What Was Waiting for Me When I Came Home

I mean, aside from child and pets and house and my own bed: Three weeks worth of books sent, which I will catch up with and post during the week. As Athena said: “It’s like Christmas, but for work.” Yes, well.

In other news, I am home. And I get to be home for, like, four whole days. And then I leave again. I am determined to enjoy these next four days fully.

15 Comments on “What Was Waiting for Me When I Came Home”

  1. knowwherehome – My mother passed away recently, and I have found little information on the long term grieving process. This blog is meant to help me, and hopefully others through this long, painful, journey. To tell you a bit about myself, I was extremely close to my mother. She was a strong Hispanic woman, who took the word “no” from nobody. She was funny, kind, and extremely blunt. “That out fit doesn’t look good on you. You’re crying over THAT guy? And you wonder why you get fat”—were just some of her famous words. Nothing was ever sugar coated, but that’s what I loved about her, what she said was real, but the words that I will take to my grave with a heavy heart are — “You know why I’ve been so hard on you? Because I know you could do anything you set your mind to, and not many of us can.” True or not, my mother understood me, she motivated me, and made me realize anything was possible, including graduate school. My mother believed in my writing ability and never made me feel less for not being married or not having a child—something every Hispanic female is conditioned to believe they should have by the age of thirty-five. My mother and I were a team, even when we were at odds with each other. It’s been over a year-and-a-half and the pain over her loss is at times excruciating. I still can’t believe it’s real. Her passing was sudden and unanticipated. Diabetes. It’s a motherfucker. She was only two months into dialysis when she passed, and I was supposed to be her kidney donor. She just about cleared all her physical examinations, which would have made the donation process possible, but we were too late, and that is a devastation that will haunt me for a lifetime. My hope is that this blog will somehow help me find reasons to live my life to its fullest, either through reflections of heartbreak or break through realizations of how to live happily even though she is no longer here. It’s not until a loving parent is gone, that you realize the impact they have made on your life. My mother would want me to live my life and fight for my goals and dreams, but currently this lackluster road has been filled with apathy and heartache. I simply don’t care about anything very much, even though I should. Second year grief is difficult, but I’m hoping somehow this blog will help me pull through. This is going to get deep and personal, but it’s the only way to truly share this dark passage we must all endure.
    knowwherehome

    Sleeping in your own bed is heaven.

  2. I suddenly feel the need to send a SASE and a copy of Moby Dick, just to make your life more random.

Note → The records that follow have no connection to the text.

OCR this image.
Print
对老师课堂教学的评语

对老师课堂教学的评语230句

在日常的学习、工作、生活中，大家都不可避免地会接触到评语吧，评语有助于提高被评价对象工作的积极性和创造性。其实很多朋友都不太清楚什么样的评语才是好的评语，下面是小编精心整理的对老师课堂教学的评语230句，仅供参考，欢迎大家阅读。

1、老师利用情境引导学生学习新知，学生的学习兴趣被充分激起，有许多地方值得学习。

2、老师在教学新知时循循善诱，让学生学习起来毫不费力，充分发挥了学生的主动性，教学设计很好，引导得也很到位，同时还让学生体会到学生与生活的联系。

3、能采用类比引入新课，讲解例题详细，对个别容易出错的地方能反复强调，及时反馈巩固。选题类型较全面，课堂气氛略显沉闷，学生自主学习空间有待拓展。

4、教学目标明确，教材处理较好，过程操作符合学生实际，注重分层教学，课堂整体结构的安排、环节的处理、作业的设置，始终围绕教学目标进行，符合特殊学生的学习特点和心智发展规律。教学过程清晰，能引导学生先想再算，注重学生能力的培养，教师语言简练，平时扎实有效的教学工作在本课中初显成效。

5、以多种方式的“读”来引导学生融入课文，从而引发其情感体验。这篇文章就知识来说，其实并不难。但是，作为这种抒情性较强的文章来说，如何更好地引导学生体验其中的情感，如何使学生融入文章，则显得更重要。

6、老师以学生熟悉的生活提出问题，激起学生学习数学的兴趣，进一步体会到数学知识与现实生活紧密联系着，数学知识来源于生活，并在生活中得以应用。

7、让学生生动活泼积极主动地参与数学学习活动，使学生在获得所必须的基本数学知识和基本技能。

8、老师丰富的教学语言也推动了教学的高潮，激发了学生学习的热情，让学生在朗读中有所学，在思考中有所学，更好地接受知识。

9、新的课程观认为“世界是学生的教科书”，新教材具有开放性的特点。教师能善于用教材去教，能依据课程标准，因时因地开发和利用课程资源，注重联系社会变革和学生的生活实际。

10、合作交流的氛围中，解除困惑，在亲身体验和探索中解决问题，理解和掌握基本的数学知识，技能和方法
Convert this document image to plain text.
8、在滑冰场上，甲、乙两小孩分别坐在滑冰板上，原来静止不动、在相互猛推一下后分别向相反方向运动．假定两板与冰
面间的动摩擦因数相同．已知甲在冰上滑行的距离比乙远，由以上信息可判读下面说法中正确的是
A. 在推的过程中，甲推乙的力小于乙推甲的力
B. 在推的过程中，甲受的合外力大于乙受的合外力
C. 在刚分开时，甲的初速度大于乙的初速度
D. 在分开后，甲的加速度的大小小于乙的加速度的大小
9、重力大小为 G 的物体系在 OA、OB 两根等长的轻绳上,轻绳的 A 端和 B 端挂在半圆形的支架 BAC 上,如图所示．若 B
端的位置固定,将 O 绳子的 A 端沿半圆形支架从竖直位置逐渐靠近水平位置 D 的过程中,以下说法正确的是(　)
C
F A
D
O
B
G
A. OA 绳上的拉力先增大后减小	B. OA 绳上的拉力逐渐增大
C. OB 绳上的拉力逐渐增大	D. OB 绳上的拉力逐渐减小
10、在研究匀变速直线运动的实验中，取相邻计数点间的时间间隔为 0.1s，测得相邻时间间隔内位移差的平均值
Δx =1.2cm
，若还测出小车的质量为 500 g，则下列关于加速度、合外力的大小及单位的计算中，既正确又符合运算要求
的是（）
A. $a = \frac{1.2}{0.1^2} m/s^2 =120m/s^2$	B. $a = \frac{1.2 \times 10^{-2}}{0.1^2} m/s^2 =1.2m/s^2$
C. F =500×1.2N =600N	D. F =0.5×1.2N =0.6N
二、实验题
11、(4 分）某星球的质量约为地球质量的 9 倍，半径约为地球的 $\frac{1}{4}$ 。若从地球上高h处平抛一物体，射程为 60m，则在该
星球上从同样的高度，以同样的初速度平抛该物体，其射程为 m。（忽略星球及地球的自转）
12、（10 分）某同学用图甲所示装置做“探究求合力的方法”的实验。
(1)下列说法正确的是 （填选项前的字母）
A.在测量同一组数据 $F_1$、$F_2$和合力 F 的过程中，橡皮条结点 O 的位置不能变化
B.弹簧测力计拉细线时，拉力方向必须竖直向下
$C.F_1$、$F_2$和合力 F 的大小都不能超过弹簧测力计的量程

    Please sign it “To John, Best Wishes, Herman Melville”.

  3. What percentage of those will you read? When I was younger and had fewer things going on in my life I was a voracious reader. These days I’m lucky if I can get through one book a month. But I do play and sing a whole lot of music, so it’s not all drudgery.

  4. WOO HOO! BANJO! Mind you, getting the right bend on the finger picks can be a pain in the tips… and deciding between plastic and metal (I prefer metal). LOL

    Also, what will you do with all those envelopes? I mean seriously. Save them for winter in case the power goes out and you need heat/fire? ;-)

    P.s., Your bridge appears to be a little out of whack, unless you have a really whacked out banjo! And I can buy that for a dollar!

  5. Heh. It’s really not intentional; they have to go somewhere and Krissy made the display a couple of years ago. If I take a picture in my office they are likely to show up.